Колокол смолк, как подавился. Притихли и старокалитвяне. Красноармейцы, в длинных, замызганных осенней грязью шинелях, в буденовках с красными пятнами звезд, поопускали винтовки, прятали покрасневшие от холода руки в рукава, пританцовывали — садился на плечи, головы, на крупы вздрагивающих лошадей первый в этом году снег.
— Граждане слобожане! — снова выкрикнул Михаил, и теперь его слышали все. — Кто-то у вас тут мутит народ, продразверстку все одно выполнять придется, а кто будет супротивничать — заарестуем, потому как это политическое дело. А в арестантской, сами соображайте, удовольствия сидеть мало. Так шо отправляйтесь по хатам и укажите нашим хлопцам, куда поховали хлеб. В противном случае возьмем его силой. А за сопротивление властям кое-кому, может, и…
— Нету хлеба, черт косопузый! — зло закричала пухлая тетка, подтыкая в пестрый платок пряди смоляных волос. — Давеча отряд выгреб, теперь ты объявился… Тебе что тут, Михаил, бездонная бочка?!
— Убирайся-а…
— Не для того Советскую власть устанавливали, штоб силком у крестьянина хлеб отымать.
— Эт сами они, продотрядовцы, порядки такие завели. Неохота ж по другим слободам шастать, давай с одной два лыка драть.
— В шею его, мужики! Чего рты пораззявили?!
— Ткни его вилами в зад, кум. Штоб знал, как в свою слободу голодранцев водить.
— Не дадим более хлеба-а!..
— А ты, Гришка, чего на братца зенки таращишь? По сусалам бы заехал… А то, ишь, красную гадюку заслухався!
Григорий Назаров, к которому были обращены эти слова, дезертир и предводитель местной шайки уголовников, по-прежнему лениво сплевывал шелуху.
— А нехай брешет, — не оборачиваясь, громко сказал он. — Интересно слухать.

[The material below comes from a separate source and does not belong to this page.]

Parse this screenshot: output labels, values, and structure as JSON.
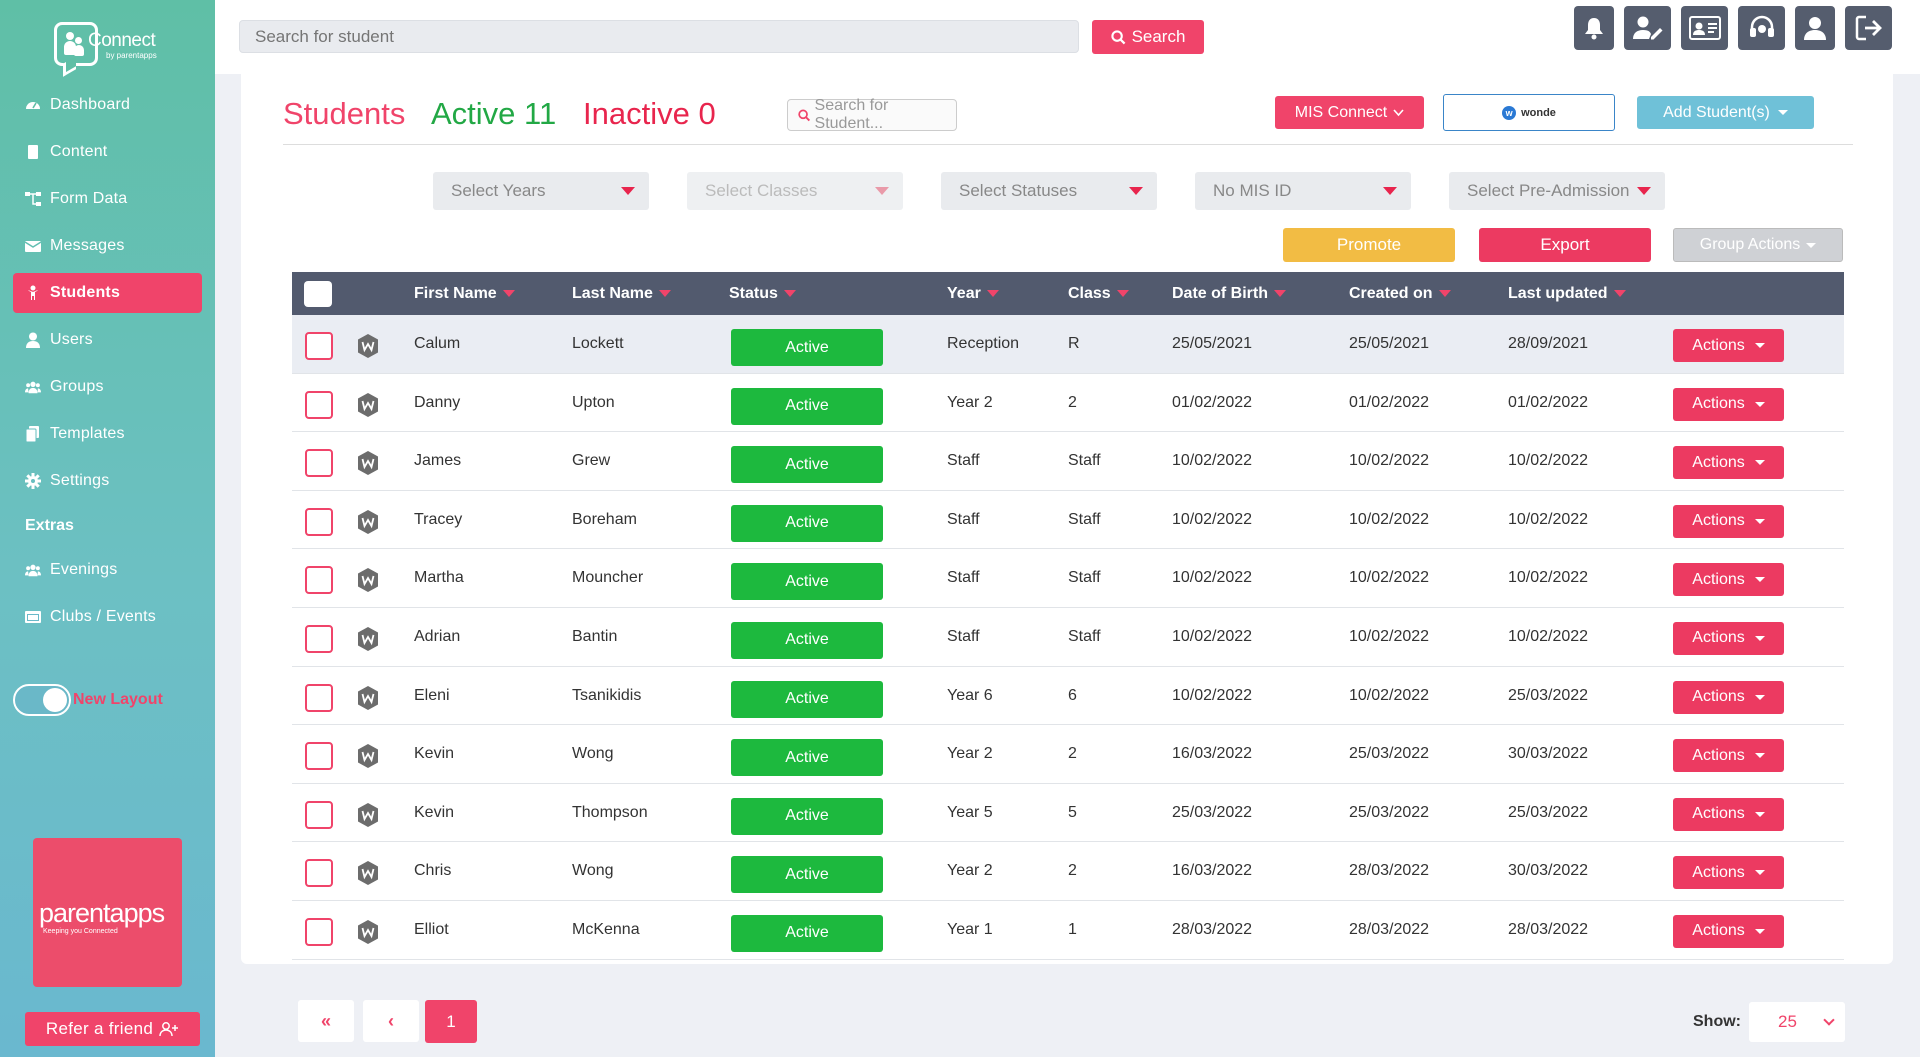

— Ты, Гришка, лучше бы молчал и мордой своей тут не маячил, — приглушенно сказал брату Михаил. — За дезертирство свое из Красной Армии ответишь по закону.
— Пугаешь, значит, растудыттвою!.. — выругался Григорий и вдруг отбросил семечки в сторону, рванул из-за пояса обрез. Но стоявший рядом с ним угрюмый чернобородый мужик в добротном белом кожухе остановил его руку.
— Погодь, Григорий, — тихо сказал он. — Не порть обедню. Нехай ишшо народ позлит.
Михаил стоял бледный, желваки буграми катались по его худым щекам. И он с трудом оторвал руку от нагана, отвел намагниченный, разъяренный взгляд от Григория.
— Калитвяне! — снова зазвенел над площадью его высокий голос. — Городу нужен хлеб! Москва и Петроград голодают, в Воронеже на заводах и фабриках хлеба тоже не хватает, некоторые детишки в детских домах погибают…
— А у нас кто? — заверещала все та же тетка в цветастом платке. — Щенята, ай кто? Тем, значит, отдай, а свои нехай с голоду пухнут, да?
— У тебя с Тимохой две коровы, коней трое, овец штук двадцать! — не выдержал Михаил, багровея тонкой, вздрагивающей от напряжения шеей. — И хлеба возов пять сховали, не меньше… Как тебе не стыдно, Ефросинья!
— А у меня не видно, — захохотала Ефросинья. — Свое считай.
— Батьку иди потряси, Мишка-а! Кулаков потроши!
— Сам ты кулак!
— Мишка! — визгливо закричал из толпы старокалитвян дед Сетряков, по-уличному Зуда. — На чужой каравай рот не разевай. Подависси-и…
— Гляди, комиссар, пулю заглотнешь.
— Не грози! Ты, контра! — Михаил снова схватился за наган, навел его на сытого краснорожего мужика, выкрикнувшего эти слова. — Пулю и сам можешь словить.
Мужик, сделав зверское лицо, рванул на груди полушубок.
— На! Пали! Бей хлебороба! Ну?! Последние штаны сымай.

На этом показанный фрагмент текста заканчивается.